How to create and apply redactions?

2019-01-20 05:04发布

问题:

Is there any way to implement PDF redaction using iText? Working with the Acrobat SDK API I found that redactions also just seem to be annotations with the subtype "Redact". So I was wondering if it's possible to create those in iTextSharp as well?

With the Acrobat SDK the code would like simply like this:

AcroPDAnnot annot = page.AddNewAnnot(-1, "Redact", rect) as AcroPDAnnot;

(I haven't be able to apply them though as annot.Perform(avDoc) does not seem to work. Ideas?)

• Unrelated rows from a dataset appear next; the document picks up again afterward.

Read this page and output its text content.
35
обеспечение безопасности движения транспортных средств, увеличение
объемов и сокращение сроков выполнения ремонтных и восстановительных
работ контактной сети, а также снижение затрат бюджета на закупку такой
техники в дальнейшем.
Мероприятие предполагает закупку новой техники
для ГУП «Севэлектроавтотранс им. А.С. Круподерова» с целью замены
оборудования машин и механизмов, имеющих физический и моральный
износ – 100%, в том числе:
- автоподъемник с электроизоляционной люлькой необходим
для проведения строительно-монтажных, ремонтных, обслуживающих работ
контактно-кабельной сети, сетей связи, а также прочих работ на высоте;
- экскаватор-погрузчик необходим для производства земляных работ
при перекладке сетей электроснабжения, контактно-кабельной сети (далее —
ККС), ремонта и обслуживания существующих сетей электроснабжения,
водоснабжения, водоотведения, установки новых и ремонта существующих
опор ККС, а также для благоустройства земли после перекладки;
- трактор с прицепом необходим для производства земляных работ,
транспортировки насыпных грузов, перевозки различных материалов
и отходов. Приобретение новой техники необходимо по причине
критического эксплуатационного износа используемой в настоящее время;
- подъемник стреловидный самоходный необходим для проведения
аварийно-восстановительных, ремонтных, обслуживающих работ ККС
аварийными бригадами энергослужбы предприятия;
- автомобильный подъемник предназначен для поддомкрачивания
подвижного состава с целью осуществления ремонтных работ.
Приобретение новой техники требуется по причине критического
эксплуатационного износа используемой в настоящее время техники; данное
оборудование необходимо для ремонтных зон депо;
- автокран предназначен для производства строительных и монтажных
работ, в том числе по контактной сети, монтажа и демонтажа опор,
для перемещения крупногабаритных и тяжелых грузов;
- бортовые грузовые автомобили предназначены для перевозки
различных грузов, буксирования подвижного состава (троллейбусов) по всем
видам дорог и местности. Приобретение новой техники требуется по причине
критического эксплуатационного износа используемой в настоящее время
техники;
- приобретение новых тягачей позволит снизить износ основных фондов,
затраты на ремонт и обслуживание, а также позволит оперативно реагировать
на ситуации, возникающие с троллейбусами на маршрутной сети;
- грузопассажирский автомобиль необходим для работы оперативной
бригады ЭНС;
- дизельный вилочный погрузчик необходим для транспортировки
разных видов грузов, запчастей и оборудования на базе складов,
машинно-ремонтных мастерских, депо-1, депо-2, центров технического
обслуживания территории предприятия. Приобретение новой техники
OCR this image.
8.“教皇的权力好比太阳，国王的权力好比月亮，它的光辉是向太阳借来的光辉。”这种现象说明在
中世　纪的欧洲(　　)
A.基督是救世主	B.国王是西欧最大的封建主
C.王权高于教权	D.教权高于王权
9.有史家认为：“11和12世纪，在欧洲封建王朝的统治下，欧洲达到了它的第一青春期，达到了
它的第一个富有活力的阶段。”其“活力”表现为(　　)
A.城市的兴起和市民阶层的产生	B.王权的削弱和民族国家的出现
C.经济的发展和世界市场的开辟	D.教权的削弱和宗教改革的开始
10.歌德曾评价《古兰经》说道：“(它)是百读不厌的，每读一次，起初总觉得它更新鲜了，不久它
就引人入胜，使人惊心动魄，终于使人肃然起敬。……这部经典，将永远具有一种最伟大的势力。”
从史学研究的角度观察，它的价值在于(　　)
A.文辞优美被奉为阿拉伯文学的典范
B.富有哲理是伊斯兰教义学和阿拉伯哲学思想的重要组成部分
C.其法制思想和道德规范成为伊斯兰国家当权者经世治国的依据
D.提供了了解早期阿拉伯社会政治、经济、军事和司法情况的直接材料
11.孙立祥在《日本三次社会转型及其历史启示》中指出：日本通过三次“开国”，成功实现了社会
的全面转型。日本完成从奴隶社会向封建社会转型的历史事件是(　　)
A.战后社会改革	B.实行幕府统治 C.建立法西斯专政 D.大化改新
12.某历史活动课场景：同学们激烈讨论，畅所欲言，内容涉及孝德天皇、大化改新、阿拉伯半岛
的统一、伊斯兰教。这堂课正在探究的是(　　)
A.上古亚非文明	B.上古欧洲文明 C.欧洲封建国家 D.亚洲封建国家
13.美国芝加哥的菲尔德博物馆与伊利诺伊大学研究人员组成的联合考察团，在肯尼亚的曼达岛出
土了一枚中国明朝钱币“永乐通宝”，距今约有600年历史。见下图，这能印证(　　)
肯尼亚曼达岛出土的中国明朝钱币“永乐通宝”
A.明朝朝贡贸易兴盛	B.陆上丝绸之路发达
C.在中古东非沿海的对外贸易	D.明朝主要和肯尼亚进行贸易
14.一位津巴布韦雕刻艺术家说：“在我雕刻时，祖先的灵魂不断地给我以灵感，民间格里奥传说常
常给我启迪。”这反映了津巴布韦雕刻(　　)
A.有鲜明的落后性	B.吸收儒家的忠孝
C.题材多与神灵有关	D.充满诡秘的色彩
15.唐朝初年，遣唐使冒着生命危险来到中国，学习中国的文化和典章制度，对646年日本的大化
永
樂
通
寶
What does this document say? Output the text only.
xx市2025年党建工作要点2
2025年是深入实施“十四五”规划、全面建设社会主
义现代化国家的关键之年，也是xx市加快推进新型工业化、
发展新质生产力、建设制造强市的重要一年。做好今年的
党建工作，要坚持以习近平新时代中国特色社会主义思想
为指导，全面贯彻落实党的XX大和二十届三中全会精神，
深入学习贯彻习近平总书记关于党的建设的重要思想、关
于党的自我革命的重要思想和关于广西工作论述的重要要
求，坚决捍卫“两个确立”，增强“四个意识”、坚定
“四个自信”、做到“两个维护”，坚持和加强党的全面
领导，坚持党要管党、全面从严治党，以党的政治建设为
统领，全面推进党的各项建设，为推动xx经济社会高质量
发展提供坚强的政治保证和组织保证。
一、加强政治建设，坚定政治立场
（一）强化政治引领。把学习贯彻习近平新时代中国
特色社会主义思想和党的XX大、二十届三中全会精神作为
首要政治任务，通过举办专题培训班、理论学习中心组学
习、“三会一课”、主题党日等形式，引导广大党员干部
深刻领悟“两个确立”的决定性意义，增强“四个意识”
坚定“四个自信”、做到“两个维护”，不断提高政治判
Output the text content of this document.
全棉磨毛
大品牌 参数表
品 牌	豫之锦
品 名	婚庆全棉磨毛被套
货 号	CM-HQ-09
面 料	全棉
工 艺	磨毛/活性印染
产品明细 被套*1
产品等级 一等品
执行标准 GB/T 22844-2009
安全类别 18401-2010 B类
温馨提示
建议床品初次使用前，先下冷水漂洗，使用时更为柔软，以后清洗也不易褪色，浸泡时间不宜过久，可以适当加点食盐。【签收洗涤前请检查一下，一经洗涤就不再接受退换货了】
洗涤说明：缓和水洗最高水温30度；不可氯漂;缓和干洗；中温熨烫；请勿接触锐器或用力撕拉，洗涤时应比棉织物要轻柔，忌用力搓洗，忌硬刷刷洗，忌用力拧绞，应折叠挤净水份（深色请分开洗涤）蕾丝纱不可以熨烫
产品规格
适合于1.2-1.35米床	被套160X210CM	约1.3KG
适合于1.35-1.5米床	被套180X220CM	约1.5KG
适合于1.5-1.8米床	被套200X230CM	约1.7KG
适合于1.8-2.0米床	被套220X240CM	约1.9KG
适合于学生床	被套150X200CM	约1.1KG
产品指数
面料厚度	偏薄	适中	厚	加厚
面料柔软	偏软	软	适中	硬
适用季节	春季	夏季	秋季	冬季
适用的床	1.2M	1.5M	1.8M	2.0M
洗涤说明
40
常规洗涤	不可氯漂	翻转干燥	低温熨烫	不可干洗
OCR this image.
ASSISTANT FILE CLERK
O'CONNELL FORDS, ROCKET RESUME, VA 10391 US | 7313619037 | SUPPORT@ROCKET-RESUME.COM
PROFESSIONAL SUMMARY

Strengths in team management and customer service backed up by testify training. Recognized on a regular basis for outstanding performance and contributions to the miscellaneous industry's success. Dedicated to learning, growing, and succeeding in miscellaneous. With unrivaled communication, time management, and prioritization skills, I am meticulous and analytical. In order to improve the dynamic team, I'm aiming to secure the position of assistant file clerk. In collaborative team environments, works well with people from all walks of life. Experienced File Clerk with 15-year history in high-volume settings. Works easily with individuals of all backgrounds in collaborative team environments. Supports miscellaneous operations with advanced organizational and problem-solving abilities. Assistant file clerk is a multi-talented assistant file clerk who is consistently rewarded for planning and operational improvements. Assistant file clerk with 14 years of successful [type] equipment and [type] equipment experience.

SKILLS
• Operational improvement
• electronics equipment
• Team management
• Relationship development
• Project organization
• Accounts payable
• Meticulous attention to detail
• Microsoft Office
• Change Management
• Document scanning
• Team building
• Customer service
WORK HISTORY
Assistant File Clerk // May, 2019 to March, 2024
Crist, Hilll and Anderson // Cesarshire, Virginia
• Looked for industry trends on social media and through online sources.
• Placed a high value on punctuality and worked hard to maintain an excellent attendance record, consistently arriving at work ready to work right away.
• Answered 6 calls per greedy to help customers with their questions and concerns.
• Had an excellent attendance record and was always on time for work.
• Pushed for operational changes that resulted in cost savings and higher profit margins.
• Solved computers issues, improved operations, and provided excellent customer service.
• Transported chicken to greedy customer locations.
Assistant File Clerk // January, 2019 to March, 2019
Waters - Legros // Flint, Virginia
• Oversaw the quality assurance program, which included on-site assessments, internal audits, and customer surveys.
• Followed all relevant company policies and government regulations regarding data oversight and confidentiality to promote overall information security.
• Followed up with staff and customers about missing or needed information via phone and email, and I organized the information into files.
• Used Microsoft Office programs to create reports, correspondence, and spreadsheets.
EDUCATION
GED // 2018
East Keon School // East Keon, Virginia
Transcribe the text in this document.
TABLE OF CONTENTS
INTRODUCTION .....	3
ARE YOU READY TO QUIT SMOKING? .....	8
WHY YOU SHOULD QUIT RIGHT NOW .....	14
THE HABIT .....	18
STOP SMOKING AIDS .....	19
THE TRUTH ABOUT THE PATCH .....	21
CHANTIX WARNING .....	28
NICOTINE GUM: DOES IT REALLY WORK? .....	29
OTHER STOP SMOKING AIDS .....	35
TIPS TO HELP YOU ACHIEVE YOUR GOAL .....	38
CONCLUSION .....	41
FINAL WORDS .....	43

In iTextSharp I can create simple text annotations like this

PdfAnnotation annotation = PdfAnnotation.CreateText(stamper.Writer, rect, "Title", "Content", false, null);

The only other option I found so was was to create black rectangles as explained here, but that doesn't remove the text (it can still be selected). I want to create redaction annotations and eventually apply redaction.

// Update:

As I finally got around to create a working example I wanted to share it here. It does not apply the redactions in the end but it creates valid redactions which are properly shown within Acrobat and can then be applied manually.

            using (Stream stream = new FileStream(fileName, FileMode.Open, FileAccess.Read, FileShare.ReadWrite))
        {
            PdfReader pdfReader = new PdfReader(stream);
            // Create a stamper
            using (PdfStamper stamper = new PdfStamper(pdfReader, new FileStream(newFileName, FileMode.OpenOrCreate)))
                {
                    // Add the annotations
                    int page = 1;
                    iTextSharp.text.Rectangle rect = new iTextSharp.text.Rectangle(500, 50, 200, 300);

                    PdfAnnotation annotation = new PdfAnnotation(stamper.Writer, rect);
                    annotation.Put(PdfName.SUBTYPE, new PdfName("Redact"));

                    annotation.Title = "My Author"; // Title = author
                    annotation.Put(new PdfName("Subj"), new PdfName("Redact")); // Redaction "Subject". When created in Acrobat, this is always set to "Redact"

                    float[] fillColor = { 0, 0, 0 }; // Black
                    annotation.Put(new PdfName("IC"), new PdfArray(fillColor)); // Interior color

                    float[] fillColorRed = { 1, 0, 0 }; // Red
                    annotation.Put(new PdfName("OC"), new PdfArray(fillColorRed)); // Outline color

                    stamper.AddAnnotation(annotation, page);
                }

        }

回答1:

Answer 1: Creating redaction annotations

iText is a toolbox that gives you the power to create any object you want. You are using a convenience method to create a Text annotation. That's scratching the surface.

You can use iText to create any type of annotation you want, because the PdfAnnotation class extends the PdfDictionary class.

This is explained in chapter 7 of my book "iText in Action - Second edition". GenericAnnotations is the example that illustrates this functionality.

If we port this example to C#, we have:

PdfAnnotation annotation = new PdfAnnotation(writer, rect);
annotation.Title = "Text annotation";
annotation.Put(PdfName.SUBTYPE, PdfName.TEXT);
annotation.Put(PdfName.OPEN, PdfBoolean.PDFFALSE);
annotation.Put(PdfName.CONTENTS,
  new PdfString(string.Format("Icon: {0}", text))
);
annotation.Put(PdfName.NAME, new PdfName(text));
writer.AddAnnotation(annotation);

This is a manual way to create a text annotation. You want a Redact annotations, so you'll need something like this:

PdfAnnotation annotation = new PdfAnnotation(writer, rect);
annotation.Put(PdfName.SUBTYPE, new PdfName("Redact"));
writer.AddAnnotation(annotation);

You can use the Put() method to add all the other keys you need for the annotation.

Answer 2: How to "apply" a redaction annotation

The second question requires the itext-xtra.jar (an extra jar shipped with iText) and you need at least iText 5.5.4. The approach to add opaque rectangles doesn't apply redaction: the redacted content is merely covered, not removed. You can still select the text and copy/paste it. If you're not careful, you risk ending up with a so-called PDF Blackout Folly. See for instance the NSA / AT&T scandal.

Suppose that you have a file to which you added some redaction annotations: page229_redacted.pdf

We can now use this code to remove the content marked by the redaction annotations:

public void manipulatePdf(String src, String dest) throws IOException, DocumentException {
    PdfReader reader = new PdfReader(src);
    PdfStamper stamper = new PdfStamper(reader, new FileOutputStream(dest));
    PdfCleanUpProcessor cleaner = new PdfCleanUpProcessor(stamper);
    cleaner.cleanUp();
    stamper.close();
    reader.close();
}

This results in the following PDF: page229_apply_redacted.pdf

As you can see, the red rectangle borders are replaced by filled black rectangles. If you try to select the original text, you'll notice that is is no longer present.